Vegetables for shows must be a top standard.
“The standard at Tullamore Show is the best in Ireland. There is no secret. Except to use good seed, prepare your ground well, I use farmyard manure, and timing,” he said.
“Cauliflower for example takes 110 days from sowing seed to maturity, some varieties are less, so you have to sow to aim at show dates and hope the weather is good. You cover your bets by sowing at three different intervals,” he said.
He loves eating his vegetables too, and counts that among the reasons for his long healthy life.
“Of course I love vegetables, you couldn't believe the quality of eating fresh vegetables compared to what you get in a shop. I don't drink, and I never smoked, I was into all sports, and the outdoor life.
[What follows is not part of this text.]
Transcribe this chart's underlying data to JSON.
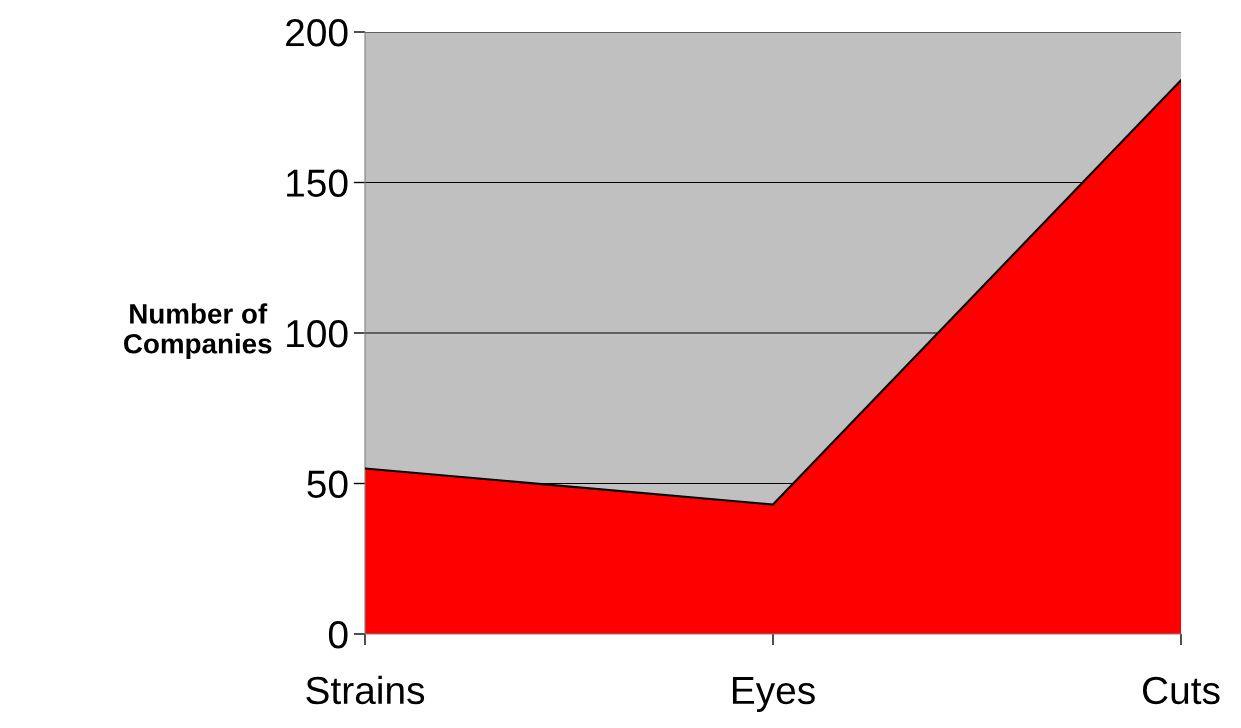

I work every day, the year round, I go to my little plot,” he said.
Everybody can grow vegetables he said.
“Even if you have a small garden you should be able to keep your family going if you time the stuff right. Anyone can grow peas, lettuce, cabbage and cauliflower,” Harold said.
His next show is in his sights already, at Tullow.
Harold's expertise often sees him judging shows and giving talks at the nursery, popular with Mens Shed and GIY groups.
He has passed his passion on to his children and grandchildren, with his grandson Colin, an army officer, scooping the second prize at the Tullamore Show.
His son Martin is proud of his dad, comparing his skill to that of a baker.
“If I thought I would live as long and be as fit, I would be a happy man. He is a perfectionist. When he wants something done, he wants it done yesterday. That's why at 94 he is still winning. His mixes, his timing, they are like the ingredients of a cake,” he said.
The business has changed since Harold's days.
“Oliver is the florist and I am the grower. We buy in more flowers to sell, than we grow now because it is cheaper to import them. Most of our sales are flowers, with the wedding market growing, but we still sell vegetable plants, and that is down to the reputation we have of winning at shows,” Martin said.
The twins are 65 now but won't be retiring for the foreseeable future.
“We will keep going as long as we have our health,” said Martin.